Discover Layers in “Hurombo Gara Wega”

  • Mbira music is often created by layering different parts, including several interwoven lines performed on the mbira, the vocal line, and the percussion rhythms. The layers are added one at a time, building like a wave to elevate people’s spirits and heighten the energy.
  • Your students will learn four of these layers:
    • Basic mbira pattern
    • Vocal melody
    • Hosho (shakers)
    • Kuombera (clapping)
  • Listen to the audio track “Hurombo Gara Wega,” noting when each of the layers enters.
  • Using the audio track Basic mbira pattern, learn the basic mbira pattern (layer 1), which can be played on barred instruments.
    • Note that the mbira player adds more notes and layers to this basic pattern. The mark of an expert mbira player is how many different interlocking lines she can play.
  • Using the audio track Hoshio pattern, learn the hosho pattern, using any kind of shaker.
  • Learn the kuombera pattern (or clapping rhythm) using the audio track Kuombera pattern.
  • If your students are ready, try layering two or three patterns together and adding the melody.

Explore the Mbira

  • The mbira is made of strips of metal mounted on a gwariva (a wooden board) and set over a deze (a hollow box or resonator). It is played with the thumb and fingers. There are many kinds of mbiras in Zimbabwe. Tanyaradzwa will introduce two of them: the Mbira dzaVadzimu, which is used in sacred and ritual settings; and the Nyunga Nyunga, which is used in more social and recreational settings. Someone who plays the mbira is called a gwenyambira.
  • Using Explore the Mbira (PDF), your students will learn about the mbira.

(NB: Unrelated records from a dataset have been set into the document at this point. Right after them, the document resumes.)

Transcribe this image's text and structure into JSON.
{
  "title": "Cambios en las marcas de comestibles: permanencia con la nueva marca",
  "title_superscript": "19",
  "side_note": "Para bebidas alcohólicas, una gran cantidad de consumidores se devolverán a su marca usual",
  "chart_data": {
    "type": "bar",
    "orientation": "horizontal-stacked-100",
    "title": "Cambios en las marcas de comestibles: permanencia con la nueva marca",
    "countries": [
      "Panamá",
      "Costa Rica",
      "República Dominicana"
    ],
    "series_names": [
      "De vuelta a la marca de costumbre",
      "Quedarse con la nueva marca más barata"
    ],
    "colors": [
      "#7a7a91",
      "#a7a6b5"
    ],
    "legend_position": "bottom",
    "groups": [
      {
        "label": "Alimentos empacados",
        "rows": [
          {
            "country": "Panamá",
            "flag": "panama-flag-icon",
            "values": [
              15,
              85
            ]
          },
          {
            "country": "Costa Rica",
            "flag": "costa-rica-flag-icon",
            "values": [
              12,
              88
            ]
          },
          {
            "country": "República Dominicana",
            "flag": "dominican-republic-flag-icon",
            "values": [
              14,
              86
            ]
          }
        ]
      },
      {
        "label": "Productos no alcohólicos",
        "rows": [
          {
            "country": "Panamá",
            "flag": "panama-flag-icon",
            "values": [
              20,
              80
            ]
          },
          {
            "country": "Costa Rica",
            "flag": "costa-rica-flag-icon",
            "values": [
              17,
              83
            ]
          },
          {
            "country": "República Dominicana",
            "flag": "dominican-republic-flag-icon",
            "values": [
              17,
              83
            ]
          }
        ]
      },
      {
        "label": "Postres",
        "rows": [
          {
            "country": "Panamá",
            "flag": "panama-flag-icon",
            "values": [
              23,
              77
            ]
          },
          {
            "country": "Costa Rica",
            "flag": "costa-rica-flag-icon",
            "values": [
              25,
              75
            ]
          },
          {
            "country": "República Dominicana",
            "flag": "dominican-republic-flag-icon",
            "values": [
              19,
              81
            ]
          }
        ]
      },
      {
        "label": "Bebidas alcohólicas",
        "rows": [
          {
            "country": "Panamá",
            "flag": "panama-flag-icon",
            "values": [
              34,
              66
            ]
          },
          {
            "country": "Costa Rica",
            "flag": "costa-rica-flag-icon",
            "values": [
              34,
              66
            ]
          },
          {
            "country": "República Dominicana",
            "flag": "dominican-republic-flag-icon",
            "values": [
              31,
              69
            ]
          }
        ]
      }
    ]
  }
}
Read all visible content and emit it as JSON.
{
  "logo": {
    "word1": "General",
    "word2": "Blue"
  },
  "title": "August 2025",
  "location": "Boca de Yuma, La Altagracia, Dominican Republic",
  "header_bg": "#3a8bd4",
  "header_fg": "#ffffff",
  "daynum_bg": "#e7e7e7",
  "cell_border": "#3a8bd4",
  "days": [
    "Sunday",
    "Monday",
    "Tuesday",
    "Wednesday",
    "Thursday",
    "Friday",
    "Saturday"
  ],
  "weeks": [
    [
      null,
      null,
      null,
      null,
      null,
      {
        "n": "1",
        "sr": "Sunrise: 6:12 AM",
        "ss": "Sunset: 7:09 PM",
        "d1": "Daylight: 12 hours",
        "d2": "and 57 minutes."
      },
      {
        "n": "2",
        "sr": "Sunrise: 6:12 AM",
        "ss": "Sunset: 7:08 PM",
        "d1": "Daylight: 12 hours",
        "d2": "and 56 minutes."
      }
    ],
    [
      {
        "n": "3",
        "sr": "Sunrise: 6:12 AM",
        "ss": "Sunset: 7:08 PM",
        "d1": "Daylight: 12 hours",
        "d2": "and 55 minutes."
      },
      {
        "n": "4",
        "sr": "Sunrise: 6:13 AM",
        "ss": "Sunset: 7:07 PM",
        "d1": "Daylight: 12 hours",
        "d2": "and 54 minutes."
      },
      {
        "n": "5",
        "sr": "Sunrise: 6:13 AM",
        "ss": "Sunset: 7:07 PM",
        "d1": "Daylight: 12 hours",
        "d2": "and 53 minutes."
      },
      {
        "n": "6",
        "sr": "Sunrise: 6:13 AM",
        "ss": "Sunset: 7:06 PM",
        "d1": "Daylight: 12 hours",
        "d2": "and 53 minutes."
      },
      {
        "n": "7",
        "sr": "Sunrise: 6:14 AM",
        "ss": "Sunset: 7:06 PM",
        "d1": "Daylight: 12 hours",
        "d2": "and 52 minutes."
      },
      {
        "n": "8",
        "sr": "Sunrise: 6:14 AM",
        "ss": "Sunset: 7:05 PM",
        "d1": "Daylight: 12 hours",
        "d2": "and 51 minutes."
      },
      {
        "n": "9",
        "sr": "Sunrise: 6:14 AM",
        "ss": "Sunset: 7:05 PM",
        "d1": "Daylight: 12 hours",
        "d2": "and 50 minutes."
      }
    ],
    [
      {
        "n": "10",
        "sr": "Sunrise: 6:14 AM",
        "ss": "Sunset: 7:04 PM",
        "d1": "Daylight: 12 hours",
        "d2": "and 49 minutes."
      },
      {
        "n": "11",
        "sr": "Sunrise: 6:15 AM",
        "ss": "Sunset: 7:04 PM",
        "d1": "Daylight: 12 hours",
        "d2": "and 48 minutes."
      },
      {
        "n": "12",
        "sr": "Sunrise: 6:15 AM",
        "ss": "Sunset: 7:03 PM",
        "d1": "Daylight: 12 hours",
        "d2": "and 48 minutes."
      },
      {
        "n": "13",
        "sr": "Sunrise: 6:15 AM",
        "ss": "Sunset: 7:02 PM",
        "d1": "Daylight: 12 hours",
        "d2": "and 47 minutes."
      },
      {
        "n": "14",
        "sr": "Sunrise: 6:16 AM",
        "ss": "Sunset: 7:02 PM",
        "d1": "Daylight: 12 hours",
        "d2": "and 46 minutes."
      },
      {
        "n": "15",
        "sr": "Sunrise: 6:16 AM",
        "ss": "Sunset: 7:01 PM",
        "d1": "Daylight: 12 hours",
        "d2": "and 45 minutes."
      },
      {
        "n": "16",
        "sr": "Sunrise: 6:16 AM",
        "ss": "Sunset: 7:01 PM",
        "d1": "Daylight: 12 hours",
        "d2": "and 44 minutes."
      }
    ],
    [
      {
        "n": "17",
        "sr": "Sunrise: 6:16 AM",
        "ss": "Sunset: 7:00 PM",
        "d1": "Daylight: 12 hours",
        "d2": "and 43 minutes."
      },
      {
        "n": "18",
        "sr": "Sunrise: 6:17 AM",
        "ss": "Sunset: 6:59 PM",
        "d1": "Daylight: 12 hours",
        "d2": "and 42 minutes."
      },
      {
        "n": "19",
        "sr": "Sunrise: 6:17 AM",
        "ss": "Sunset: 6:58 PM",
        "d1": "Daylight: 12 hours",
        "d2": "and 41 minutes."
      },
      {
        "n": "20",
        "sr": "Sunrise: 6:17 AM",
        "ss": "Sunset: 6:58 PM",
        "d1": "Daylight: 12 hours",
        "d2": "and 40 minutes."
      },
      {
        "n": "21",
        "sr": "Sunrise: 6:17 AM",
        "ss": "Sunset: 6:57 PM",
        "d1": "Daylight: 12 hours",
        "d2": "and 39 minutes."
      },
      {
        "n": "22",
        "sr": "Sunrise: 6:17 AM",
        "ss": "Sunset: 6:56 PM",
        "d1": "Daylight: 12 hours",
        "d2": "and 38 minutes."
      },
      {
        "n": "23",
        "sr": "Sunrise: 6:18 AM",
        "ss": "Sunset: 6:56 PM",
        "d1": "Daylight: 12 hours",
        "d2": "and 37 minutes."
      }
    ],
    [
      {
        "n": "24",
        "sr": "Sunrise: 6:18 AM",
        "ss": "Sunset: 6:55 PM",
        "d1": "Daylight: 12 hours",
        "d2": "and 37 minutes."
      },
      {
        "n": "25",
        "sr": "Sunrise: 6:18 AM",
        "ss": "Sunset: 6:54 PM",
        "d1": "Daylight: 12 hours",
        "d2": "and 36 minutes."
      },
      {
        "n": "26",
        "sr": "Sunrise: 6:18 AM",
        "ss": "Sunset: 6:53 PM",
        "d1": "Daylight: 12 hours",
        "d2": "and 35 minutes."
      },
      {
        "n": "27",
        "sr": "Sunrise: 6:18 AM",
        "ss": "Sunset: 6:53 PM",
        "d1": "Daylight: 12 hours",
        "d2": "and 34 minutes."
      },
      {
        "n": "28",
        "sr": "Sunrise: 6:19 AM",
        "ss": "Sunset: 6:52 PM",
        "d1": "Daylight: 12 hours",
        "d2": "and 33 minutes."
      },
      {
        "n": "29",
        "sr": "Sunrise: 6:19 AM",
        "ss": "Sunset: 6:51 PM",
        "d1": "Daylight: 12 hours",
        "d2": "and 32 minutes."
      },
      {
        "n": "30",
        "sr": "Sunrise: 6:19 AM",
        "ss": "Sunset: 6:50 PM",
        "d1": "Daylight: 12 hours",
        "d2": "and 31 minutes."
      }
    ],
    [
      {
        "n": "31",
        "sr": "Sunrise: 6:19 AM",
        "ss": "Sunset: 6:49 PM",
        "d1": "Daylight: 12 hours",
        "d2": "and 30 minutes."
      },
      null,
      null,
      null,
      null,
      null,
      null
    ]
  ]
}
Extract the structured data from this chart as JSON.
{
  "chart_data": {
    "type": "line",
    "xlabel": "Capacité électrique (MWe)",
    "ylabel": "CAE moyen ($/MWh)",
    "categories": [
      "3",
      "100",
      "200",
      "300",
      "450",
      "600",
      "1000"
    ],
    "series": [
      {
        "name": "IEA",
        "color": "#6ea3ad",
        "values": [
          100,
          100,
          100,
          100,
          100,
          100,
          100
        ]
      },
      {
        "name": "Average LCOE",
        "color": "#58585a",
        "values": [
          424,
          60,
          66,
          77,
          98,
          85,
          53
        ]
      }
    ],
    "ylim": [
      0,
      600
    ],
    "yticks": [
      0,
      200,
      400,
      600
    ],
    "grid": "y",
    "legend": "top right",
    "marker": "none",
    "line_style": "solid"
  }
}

Learn about Mutupo, the Family Totem

  • Each family in Zimbabwe has a totem—an animal that represents the family throughout the generations. The animal is chosen for its special qualities and is very important to the family. It actually becomes part of the family’s name. Tanyaradzwa’s family totem is the elephant, her family name is Nzou Matemai, and her name is Nzou Mambano. Nzou means elephant.
    • Why do you think Tanyaradzwa’s ancestors chose the elephant to represent their family? What qualities do you think an elephant has?
    • Brainstorm other animals and the qualities that make them special.
    • What animal would you choose to represent your family and why?
  • Using Your Own Mutupo (PDF), have your students choose their mutupo, draw a picture of their family and their totem animal, and describe why they chose this animal to represent their family.

Musical Word Wall

Add the words ancestor, chivanhu, hosho, kushaura, kuombera, kutsinhira, layer, mbira, and totem to the Musical Word Wall.